While Travis Kalanick is an extreme example of the culture, he is merely the sharp end of a rather unpleasant trend that seems prevalent in many of the founders and tech leaders in silicon valley and elsewhere. I am in two minds about the ultimate responsibility for organisational culture. I believe that employees who point blame upwards for bad behaviour are like soldiers who say “I was just following orders”, BUT the leader, and especially the founder of an organisation, does have a disproportionate impact on how things work in a company.

“the extreme competition in the start-up world pushes leaders to be aggressively confident”

In an environment where you have to be exceptional to succeed, and you have just over a 1% chance of becoming a unicorn (https://www.cbinsights.com/blog/unicorn-conversion-rate/), if you’re not truly confident of what you have to offer, you are very likely to be buried amidst the hundreds of other companies that never make it beyond start-up stage.

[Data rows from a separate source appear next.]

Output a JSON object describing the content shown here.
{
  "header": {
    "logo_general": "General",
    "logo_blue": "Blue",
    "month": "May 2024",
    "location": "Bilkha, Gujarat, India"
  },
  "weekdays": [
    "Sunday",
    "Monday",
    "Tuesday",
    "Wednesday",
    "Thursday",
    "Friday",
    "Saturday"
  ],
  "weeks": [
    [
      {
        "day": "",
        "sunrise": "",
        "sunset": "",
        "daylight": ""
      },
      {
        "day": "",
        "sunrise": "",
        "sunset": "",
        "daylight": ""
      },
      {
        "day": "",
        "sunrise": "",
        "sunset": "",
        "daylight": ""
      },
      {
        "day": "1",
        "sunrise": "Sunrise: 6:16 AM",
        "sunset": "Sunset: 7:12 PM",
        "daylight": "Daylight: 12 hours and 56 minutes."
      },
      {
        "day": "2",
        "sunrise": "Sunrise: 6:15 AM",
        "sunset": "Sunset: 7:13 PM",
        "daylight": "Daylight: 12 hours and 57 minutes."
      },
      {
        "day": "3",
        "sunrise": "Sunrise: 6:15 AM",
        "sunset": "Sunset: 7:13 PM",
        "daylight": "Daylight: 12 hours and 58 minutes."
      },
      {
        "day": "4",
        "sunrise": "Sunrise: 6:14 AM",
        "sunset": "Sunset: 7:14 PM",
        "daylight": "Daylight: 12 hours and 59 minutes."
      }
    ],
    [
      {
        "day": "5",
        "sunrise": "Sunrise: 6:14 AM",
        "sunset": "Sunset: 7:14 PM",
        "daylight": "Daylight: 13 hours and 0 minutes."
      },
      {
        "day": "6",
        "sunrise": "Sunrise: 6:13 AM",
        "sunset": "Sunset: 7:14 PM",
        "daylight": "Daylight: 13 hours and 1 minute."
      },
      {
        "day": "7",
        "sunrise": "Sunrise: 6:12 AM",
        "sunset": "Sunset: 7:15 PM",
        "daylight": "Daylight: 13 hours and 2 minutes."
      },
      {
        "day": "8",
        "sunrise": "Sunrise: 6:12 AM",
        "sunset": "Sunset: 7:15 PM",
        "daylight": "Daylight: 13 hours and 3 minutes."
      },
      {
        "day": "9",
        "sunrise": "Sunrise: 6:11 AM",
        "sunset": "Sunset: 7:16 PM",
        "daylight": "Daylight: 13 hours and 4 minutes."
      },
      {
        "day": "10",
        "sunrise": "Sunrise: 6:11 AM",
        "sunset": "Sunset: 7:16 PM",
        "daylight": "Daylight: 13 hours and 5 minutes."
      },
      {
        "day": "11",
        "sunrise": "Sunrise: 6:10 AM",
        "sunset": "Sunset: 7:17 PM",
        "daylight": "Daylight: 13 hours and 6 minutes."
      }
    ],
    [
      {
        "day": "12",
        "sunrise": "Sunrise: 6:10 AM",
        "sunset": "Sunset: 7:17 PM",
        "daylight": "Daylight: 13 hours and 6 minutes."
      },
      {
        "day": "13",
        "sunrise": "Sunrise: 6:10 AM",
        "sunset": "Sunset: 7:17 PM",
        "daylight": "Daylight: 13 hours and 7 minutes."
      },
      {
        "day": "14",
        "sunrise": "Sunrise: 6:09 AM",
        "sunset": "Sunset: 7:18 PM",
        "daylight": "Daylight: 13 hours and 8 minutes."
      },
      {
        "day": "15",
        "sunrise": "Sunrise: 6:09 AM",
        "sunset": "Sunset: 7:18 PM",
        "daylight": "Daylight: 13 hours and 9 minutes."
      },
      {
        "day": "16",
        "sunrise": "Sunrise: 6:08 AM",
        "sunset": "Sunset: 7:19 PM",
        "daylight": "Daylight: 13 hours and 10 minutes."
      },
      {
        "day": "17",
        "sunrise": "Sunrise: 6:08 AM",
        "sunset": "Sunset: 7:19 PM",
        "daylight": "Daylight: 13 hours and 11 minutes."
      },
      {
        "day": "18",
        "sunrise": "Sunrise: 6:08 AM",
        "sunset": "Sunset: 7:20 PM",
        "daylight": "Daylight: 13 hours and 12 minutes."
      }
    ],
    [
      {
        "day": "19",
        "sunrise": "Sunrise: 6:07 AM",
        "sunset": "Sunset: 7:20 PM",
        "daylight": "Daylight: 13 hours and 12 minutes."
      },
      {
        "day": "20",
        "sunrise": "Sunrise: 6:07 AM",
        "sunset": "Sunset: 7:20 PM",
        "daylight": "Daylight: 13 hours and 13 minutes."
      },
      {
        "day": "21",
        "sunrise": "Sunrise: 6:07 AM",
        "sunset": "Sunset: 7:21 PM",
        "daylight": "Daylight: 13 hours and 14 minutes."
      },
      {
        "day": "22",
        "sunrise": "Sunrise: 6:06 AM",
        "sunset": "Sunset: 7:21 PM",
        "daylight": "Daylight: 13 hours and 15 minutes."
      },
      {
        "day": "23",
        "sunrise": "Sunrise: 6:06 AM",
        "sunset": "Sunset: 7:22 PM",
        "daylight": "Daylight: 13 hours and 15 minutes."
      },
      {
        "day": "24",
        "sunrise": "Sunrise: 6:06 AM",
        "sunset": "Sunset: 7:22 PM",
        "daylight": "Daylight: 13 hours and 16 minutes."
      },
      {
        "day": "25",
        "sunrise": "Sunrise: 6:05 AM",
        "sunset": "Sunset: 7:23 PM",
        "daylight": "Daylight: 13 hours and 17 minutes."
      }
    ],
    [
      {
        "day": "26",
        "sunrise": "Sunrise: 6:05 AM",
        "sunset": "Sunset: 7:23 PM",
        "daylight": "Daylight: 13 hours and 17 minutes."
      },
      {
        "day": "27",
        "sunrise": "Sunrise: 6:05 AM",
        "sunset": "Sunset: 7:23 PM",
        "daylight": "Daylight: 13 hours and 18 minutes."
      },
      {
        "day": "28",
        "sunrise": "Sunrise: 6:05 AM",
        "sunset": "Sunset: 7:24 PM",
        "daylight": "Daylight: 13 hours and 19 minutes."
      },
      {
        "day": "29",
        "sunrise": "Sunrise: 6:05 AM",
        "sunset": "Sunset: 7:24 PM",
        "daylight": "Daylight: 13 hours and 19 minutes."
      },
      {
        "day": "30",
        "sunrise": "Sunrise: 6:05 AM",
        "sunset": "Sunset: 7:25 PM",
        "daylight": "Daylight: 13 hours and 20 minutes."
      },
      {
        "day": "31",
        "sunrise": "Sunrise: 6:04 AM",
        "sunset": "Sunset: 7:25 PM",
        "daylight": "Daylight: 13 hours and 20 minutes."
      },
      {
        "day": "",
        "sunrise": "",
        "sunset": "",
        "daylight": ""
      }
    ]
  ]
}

The problem is when this confidence in your product or service bleeds into your character and becomes a feeling of being personally special, better than others, more deserving, and therefore arrogant. The ease with which this happens may be due to a variety of factors. You may very well be intellectually, or technically gifted, which is what got you to where you are in the first place. However this does not give you the right to be any thing more than good at what you do, and many great intellects and inventors manage to be completely humbly and down to earth. Think Richard Branson or Warren Buffet.

“founders should prepare themselves more effectively for leadership”

From a mitigation perspective, it is important to see the context in which this sort of behaviour develops. Successful start-up founders are by definition really good at what they do, which is usually based on creativity, the ability to innovate, and technical expertise. This is all very useful when you are starting off and have a small group of like-minded people all focused on one thing and with similar mindsets. However once your company has grown beyond that initial core group and is now made up of several hundred or thousand staff, and potentially several million customers, the technical skills that got you to this point will not have not prepared you for what it means to be a leader at this level.

Mr Kalanick has promised to seek some guidance on his leadership style. As the founder of a start-up hoping to grow into the next Uber, it is probably better to prepare yourself for leadership more effectively than he did, so you do not get caught out the way he has, and end up affecting not only your own reputation, and that of your company. After all, who wants to give money to an A*****, either as an investor or as a customer.

In my work with start-up founders and entrepreneurs as well as senior corporate executives, some of the key behavioural traits I focus on are empathy and humility. While you can learn the former behaviourally and to some extent act it, the latter quality has to come from within, and it is only through a process of self reflection, that one can achieve it.